Call for papers for the conference: Urbanism in common – new formulations of urbanism as social technology

The annual conference of the research group ‘Lugar Comum’ (Common Place), from the Faculty of Architecture of the Universidade Federal da Bahia (Brazil) explores collective practices of producing cities. The conference entitled Urbaismo em comum: novas formulações de urbanismo enquanto tecnologia social (Urbanism in comum: new formulations of urbanism as social technology) aims to examine practices and actions of collaboration between state, civil society and private actors that points towards diverse alternatives to current dominant technocratic modes of urbanism that have trivialized urban policy.
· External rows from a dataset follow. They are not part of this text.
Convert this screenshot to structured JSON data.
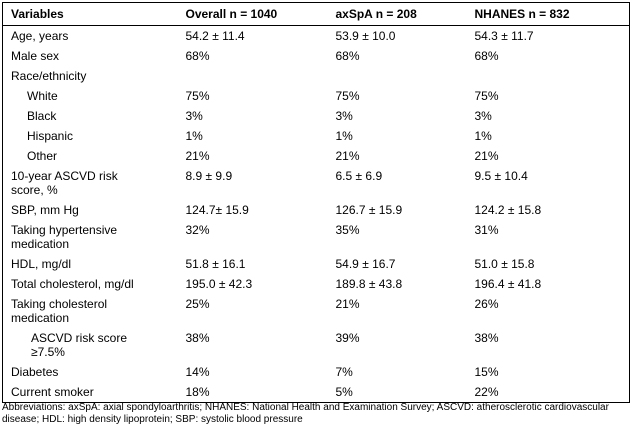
{
  "table": {
    "header": [
      "Variables",
      "Overall n = 1040",
      "axSpA n = 208",
      "NHANES n = 832"
    ],
    "rows": [
      [
        "Age, years",
        "54.2 ± 11.4",
        "53.9 ± 10.0",
        "54.3 ± 11.7"
      ],
      [
        "Male sex",
        "68%",
        "68%",
        "68%"
      ],
      [
        "Race/ethnicity"
      ],
      [
        "White",
        "75%",
        "75%",
        "75%"
      ],
      [
        "Black",
        "3%",
        "3%",
        "3%"
      ],
      [
        "Hispanic",
        "1%",
        "1%",
        "1%"
      ],
      [
        "Other",
        "21%",
        "21%",
        "21%"
      ],
      [
        "10-year ASCVD risk score, %",
        "8.9 ± 9.9",
        "6.5 ± 6.9",
        "9.5 ± 10.4"
      ],
      [
        "SBP, mm Hg",
        "124.7± 15.9",
        "126.7 ± 15.9",
        "124.2 ± 15.8"
      ],
      [
        "Taking hypertensive medication",
        "32%",
        "35%",
        "31%"
      ],
      [
        "HDL, mg/dl",
        "51.8 ± 16.1",
        "54.9 ± 16.7",
        "51.0 ± 15.8"
      ],
      [
        "Total cholesterol, mg/dl",
        "195.0 ± 42.3",
        "189.8 ± 43.8",
        "196.4 ± 41.8"
      ],
      [
        "Taking cholesterol medication",
        "25%",
        "21%",
        "26%"
      ],
      [
        "ASCVD risk score ≥7.5%",
        "38%",
        "39%",
        "38%"
      ],
      [
        "Diabetes",
        "14%",
        "7%",
        "15%"
      ],
      [
        "Current smoker",
        "18%",
        "5%",
        "22%"
      ]
    ]
  },
  "footnote": "Abbreviations: axSpA: axial spondyloarthritis; NHANES: National Health and Examination Survey; ASCVD: atherosclerotic cardiovascular disease; HDL: high density lipoprotein; SBP: systolic blood pressure"
}
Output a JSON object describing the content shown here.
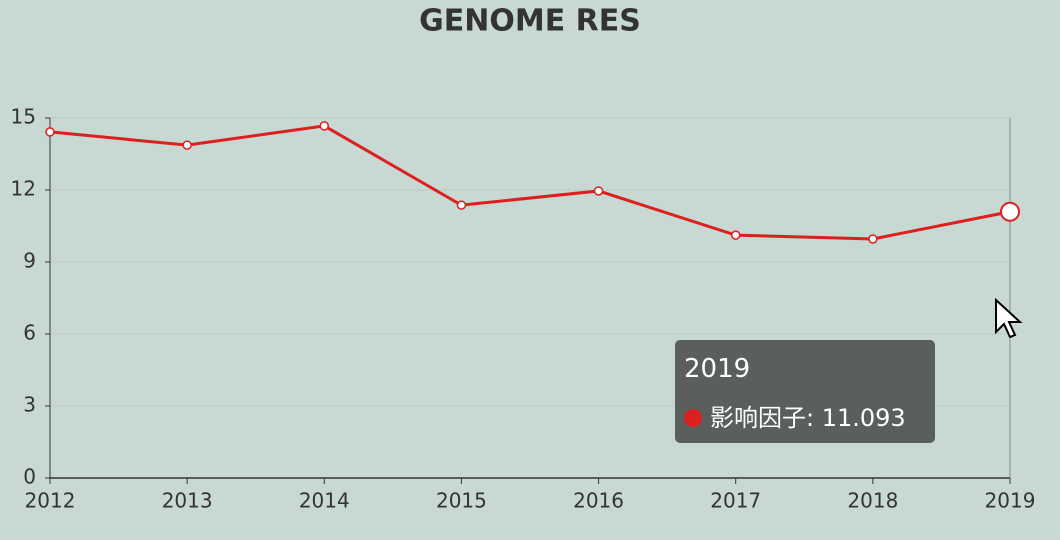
{
  "chart_data": {
    "type": "line",
    "title": "GENOME RES",
    "categories": [
      "2012",
      "2013",
      "2014",
      "2015",
      "2016",
      "2017",
      "2018",
      "2019"
    ],
    "series": [
      {
        "name": "影响因子",
        "color": "#dd1f1f",
        "values": [
          14.42,
          13.87,
          14.67,
          11.37,
          11.96,
          10.12,
          9.96,
          11.093
        ]
      }
    ],
    "ylim": [
      0,
      15
    ],
    "yticks": [
      0,
      3,
      6,
      9,
      12,
      15
    ],
    "grid": true,
    "highlight_index": 7
  }
}
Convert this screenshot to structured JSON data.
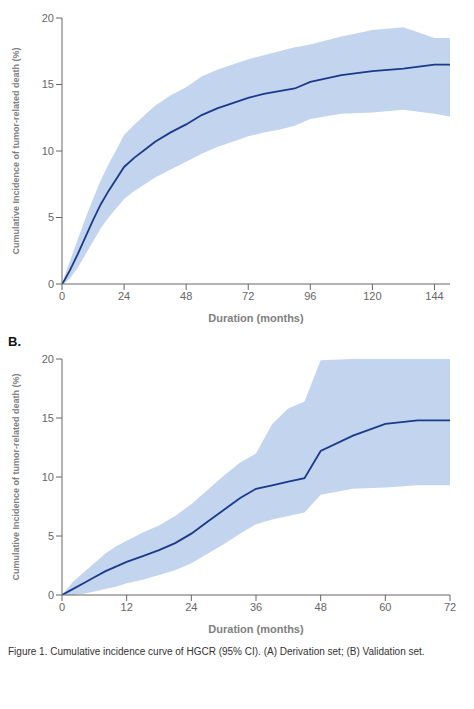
{
  "chart_data": [
    {
      "type": "line",
      "xlabel": "Duration (months)",
      "ylabel": "Cumulative Incidence of tumor-related death (%)",
      "xlim": [
        0,
        150
      ],
      "ylim": [
        0,
        20
      ],
      "xticks": [
        0,
        24,
        48,
        72,
        96,
        120,
        144
      ],
      "yticks": [
        0,
        5,
        10,
        15,
        20
      ],
      "color": "#1a3a8a",
      "ci_color": "#aec6e8",
      "grid": false,
      "x": [
        0,
        1,
        3,
        6,
        9,
        12,
        15,
        18,
        21,
        24,
        28,
        32,
        36,
        42,
        48,
        54,
        60,
        66,
        72,
        78,
        84,
        90,
        96,
        108,
        120,
        132,
        144,
        150
      ],
      "values": [
        0,
        0.3,
        1.0,
        2.2,
        3.5,
        4.8,
        6.0,
        7.0,
        7.9,
        8.8,
        9.5,
        10.1,
        10.7,
        11.4,
        12.0,
        12.7,
        13.2,
        13.6,
        14.0,
        14.3,
        14.5,
        14.7,
        15.2,
        15.7,
        16.0,
        16.2,
        16.5,
        16.5
      ],
      "ci_lower": [
        0,
        0.05,
        0.4,
        1.2,
        2.2,
        3.2,
        4.2,
        5.0,
        5.7,
        6.4,
        7.0,
        7.5,
        8.0,
        8.6,
        9.2,
        9.8,
        10.3,
        10.7,
        11.1,
        11.4,
        11.6,
        11.9,
        12.4,
        12.8,
        12.9,
        13.1,
        12.8,
        12.6
      ],
      "ci_upper": [
        0,
        0.6,
        1.7,
        3.3,
        4.9,
        6.4,
        7.8,
        9.0,
        10.1,
        11.2,
        12.0,
        12.7,
        13.4,
        14.2,
        14.8,
        15.6,
        16.1,
        16.5,
        16.9,
        17.2,
        17.5,
        17.8,
        18.0,
        18.6,
        19.1,
        19.3,
        18.5,
        18.5
      ]
    },
    {
      "type": "line",
      "annotations": [
        "B."
      ],
      "xlabel": "Duration (months)",
      "ylabel": "Cumulative Incidence of tumor-related death (%)",
      "xlim": [
        0,
        72
      ],
      "ylim": [
        0,
        20
      ],
      "xticks": [
        0,
        12,
        24,
        36,
        48,
        60,
        72
      ],
      "yticks": [
        0,
        5,
        10,
        15,
        20
      ],
      "color": "#1a3a8a",
      "ci_color": "#aec6e8",
      "grid": false,
      "x": [
        0,
        2,
        4,
        6,
        8,
        10,
        12,
        15,
        18,
        21,
        24,
        27,
        30,
        33,
        36,
        39,
        42,
        45,
        48,
        54,
        60,
        66,
        72
      ],
      "values": [
        0,
        0.5,
        1.0,
        1.5,
        2.0,
        2.4,
        2.8,
        3.3,
        3.8,
        4.4,
        5.2,
        6.2,
        7.2,
        8.2,
        9.0,
        9.3,
        9.6,
        9.9,
        12.2,
        13.5,
        14.5,
        14.8,
        14.8
      ],
      "ci_lower": [
        0,
        0.0,
        0.1,
        0.3,
        0.5,
        0.7,
        1.0,
        1.3,
        1.7,
        2.1,
        2.7,
        3.5,
        4.3,
        5.2,
        6.0,
        6.4,
        6.7,
        7.0,
        8.5,
        9.0,
        9.1,
        9.3,
        9.3
      ],
      "ci_upper": [
        0,
        1.1,
        1.9,
        2.7,
        3.5,
        4.1,
        4.6,
        5.3,
        5.9,
        6.7,
        7.7,
        8.9,
        10.1,
        11.2,
        12.0,
        14.5,
        15.8,
        16.4,
        19.9,
        20.0,
        20.0,
        20.0,
        20.0
      ]
    }
  ],
  "caption": "Figure 1. Cumulative incidence curve of HGCR (95% CI). (A) Derivation set; (B) Validation set."
}
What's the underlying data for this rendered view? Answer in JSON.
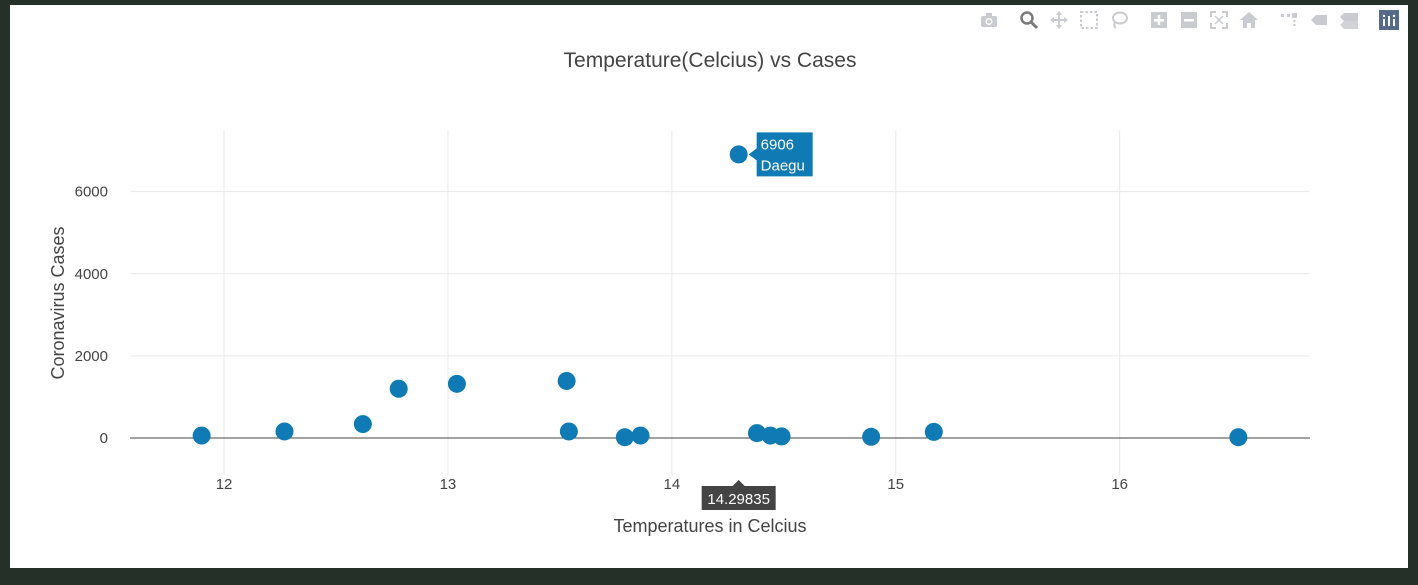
{
  "colors": {
    "marker": "#0f7ab4",
    "grid": "#e9e9e9",
    "zeroline": "#444444",
    "hover_bg": "#0f7ab4",
    "xhover_bg": "#444444",
    "modebar_icon": "#c9cbd0",
    "modebar_active": "#556a89"
  },
  "modebar": {
    "icons": [
      "camera-icon",
      "zoom-icon",
      "pan-icon",
      "box-select-icon",
      "lasso-icon",
      "zoom-in-icon",
      "zoom-out-icon",
      "autoscale-icon",
      "reset-axes-icon",
      "spike-lines-icon",
      "hover-closest-icon",
      "hover-compare-icon",
      "plotly-logo-icon"
    ]
  },
  "chart_data": {
    "type": "scatter",
    "title": "Temperature(Celcius) vs Cases",
    "xlabel": "Temperatures in Celcius",
    "ylabel": "Coronavirus Cases",
    "xlim": [
      11.58,
      16.85
    ],
    "ylim": [
      -900,
      7500
    ],
    "xticks": [
      12,
      13,
      14,
      15,
      16
    ],
    "yticks": [
      0,
      2000,
      4000,
      6000
    ],
    "grid": true,
    "points": [
      {
        "x": 11.9,
        "y": 60
      },
      {
        "x": 12.27,
        "y": 160
      },
      {
        "x": 12.62,
        "y": 340
      },
      {
        "x": 12.78,
        "y": 1200
      },
      {
        "x": 13.04,
        "y": 1320
      },
      {
        "x": 13.53,
        "y": 1390
      },
      {
        "x": 13.54,
        "y": 160
      },
      {
        "x": 13.79,
        "y": 20
      },
      {
        "x": 13.86,
        "y": 60
      },
      {
        "x": 14.29835,
        "y": 6906,
        "label": "Daegu"
      },
      {
        "x": 14.38,
        "y": 120
      },
      {
        "x": 14.44,
        "y": 60
      },
      {
        "x": 14.49,
        "y": 40
      },
      {
        "x": 14.89,
        "y": 30
      },
      {
        "x": 15.17,
        "y": 150
      },
      {
        "x": 16.53,
        "y": 20
      }
    ],
    "hover": {
      "point_index": 9,
      "y_text": "6906",
      "label_text": "Daegu",
      "x_text": "14.29835"
    }
  }
}
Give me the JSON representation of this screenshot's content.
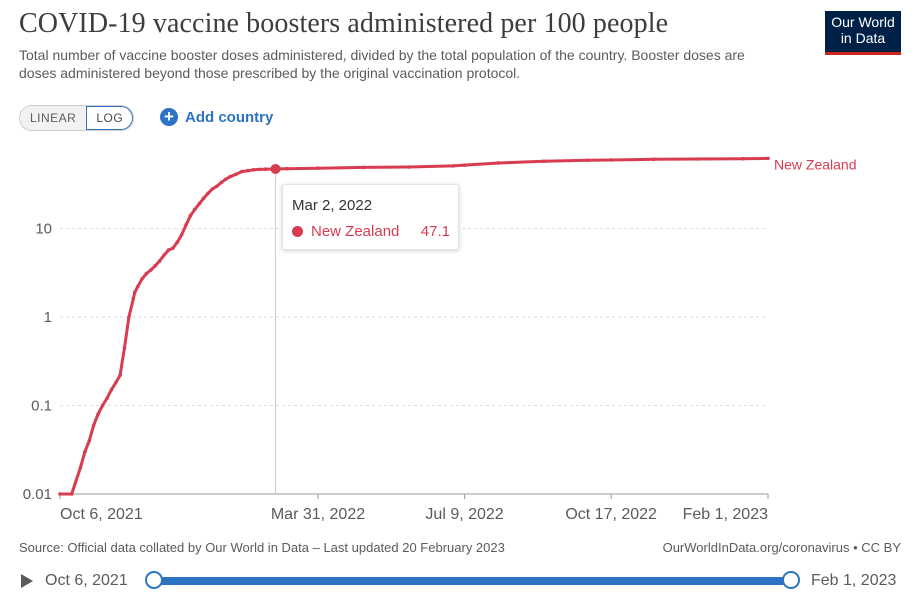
{
  "header": {
    "title": "COVID-19 vaccine boosters administered per 100 people",
    "subtitle": "Total number of vaccine booster doses administered, divided by the total population of the country. Booster doses are doses administered beyond those prescribed by the original vaccination protocol.",
    "logo_line1": "Our World",
    "logo_line2": "in Data"
  },
  "controls": {
    "scale_linear": "LINEAR",
    "scale_log": "LOG",
    "active_scale": "LOG",
    "add_country_label": "Add country"
  },
  "tooltip": {
    "date": "Mar 2, 2022",
    "entity": "New Zealand",
    "value": "47.1"
  },
  "footer": {
    "source": "Source: Official data collated by Our World in Data – Last updated 20 February 2023",
    "license": "OurWorldInData.org/coronavirus • CC BY"
  },
  "timeline": {
    "start_label": "Oct 6, 2021",
    "end_label": "Feb 1, 2023"
  },
  "colors": {
    "series": "#d73c50",
    "accent": "#2c73c4",
    "logo_bg": "#002147"
  },
  "chart_data": {
    "type": "line",
    "title": "COVID-19 vaccine boosters administered per 100 people",
    "yscale": "log",
    "ylim": [
      0.01,
      100
    ],
    "y_ticks": [
      {
        "value": 0.01,
        "label": "0.01"
      },
      {
        "value": 0.1,
        "label": "0.1"
      },
      {
        "value": 1,
        "label": "1"
      },
      {
        "value": 10,
        "label": "10"
      }
    ],
    "xlim": [
      "2021-10-06",
      "2023-02-01"
    ],
    "x_ticks": [
      {
        "date": "2021-10-06",
        "label": "Oct 6, 2021"
      },
      {
        "date": "2022-03-31",
        "label": "Mar 31, 2022"
      },
      {
        "date": "2022-07-09",
        "label": "Jul 9, 2022"
      },
      {
        "date": "2022-10-17",
        "label": "Oct 17, 2022"
      },
      {
        "date": "2023-02-01",
        "label": "Feb 1, 2023"
      }
    ],
    "grid": "horizontal-dashed",
    "legend": "end-of-line label",
    "highlight": {
      "date": "2022-03-02",
      "value": 47.1
    },
    "series": [
      {
        "name": "New Zealand",
        "x": [
          "2021-10-06",
          "2021-10-14",
          "2021-10-20",
          "2021-10-23",
          "2021-10-26",
          "2021-10-29",
          "2021-11-01",
          "2021-11-04",
          "2021-11-07",
          "2021-11-10",
          "2021-11-13",
          "2021-11-16",
          "2021-11-19",
          "2021-11-22",
          "2021-11-25",
          "2021-11-26",
          "2021-11-28",
          "2021-12-01",
          "2021-12-04",
          "2021-12-07",
          "2021-12-10",
          "2021-12-13",
          "2021-12-16",
          "2021-12-19",
          "2021-12-22",
          "2021-12-25",
          "2021-12-28",
          "2021-12-31",
          "2022-01-03",
          "2022-01-06",
          "2022-01-09",
          "2022-01-12",
          "2022-01-15",
          "2022-01-18",
          "2022-01-21",
          "2022-01-24",
          "2022-01-27",
          "2022-01-30",
          "2022-02-03",
          "2022-02-07",
          "2022-02-11",
          "2022-02-15",
          "2022-02-19",
          "2022-02-23",
          "2022-03-02",
          "2022-03-10",
          "2022-03-31",
          "2022-05-01",
          "2022-06-01",
          "2022-07-01",
          "2022-07-09",
          "2022-08-01",
          "2022-09-01",
          "2022-10-01",
          "2022-10-17",
          "2022-11-15",
          "2022-12-15",
          "2023-01-15",
          "2023-02-01"
        ],
        "values": [
          0.01,
          0.01,
          0.02,
          0.03,
          0.04,
          0.06,
          0.08,
          0.1,
          0.12,
          0.15,
          0.18,
          0.22,
          0.45,
          1.0,
          1.6,
          1.9,
          2.2,
          2.7,
          3.1,
          3.4,
          3.8,
          4.3,
          5.0,
          5.7,
          6.0,
          7.0,
          8.5,
          11.0,
          14.0,
          16.5,
          19.0,
          22.0,
          25.0,
          28.0,
          30.0,
          33.0,
          36.0,
          38.5,
          41.0,
          44.0,
          45.0,
          46.0,
          46.5,
          46.8,
          47.1,
          47.4,
          48.0,
          49.0,
          49.5,
          51.0,
          52.0,
          55.0,
          57.5,
          59.0,
          59.5,
          60.5,
          61.0,
          61.5,
          62.0
        ]
      }
    ]
  }
}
The call for contributions outlines that a variety of concepts have been formulated to articulate these practices, such as co-urbanism, active urbanism, open source urbanism, multitudinous urbanism, tactical urbanism, performative urbanism and social urbanism are some of these conceptualisations. These propositions can, to a large extent, be understood as the search for construction of new practices of production and appropriation of the city, some more horizontal and collaborative, others more oriented to the market, uncritical. However, through various political-operative arrangements, they aim to promote knowledge sharing, the construction of collective time and narratives, interaction between actors and the formulation of urban programs and procedures that result from the complexity and variety of the groups involved.
The conference outlines two fundamental aspects of reflection: The first one concerns the notion of the common, which is an object of growing interest in the current crisis and uncertainty, and which seems to point to a new field of possibilities both in the world of political ideas and in urban studies. Far from pointing to a harmonious framework of sociability, the common brings to the fore a certainty – that the conflicts and precariousness of contemporary cities are a common problem – and a political challenge given by the necessary recomposition of this common from collaborative and egalitarian practices, not subordinated to the determinations of the State and the market.
The second aspect points towards the increasingly evident relationship of these initiatives with the development of innovations and social technologies. These are understood as a process from which emerges a knowledge created to address the problems faced by the organization or group of actors involved. Technology is therefore considered a social construction and not as a deterministic fruit of self-centered processes and anchored in narrow rationality.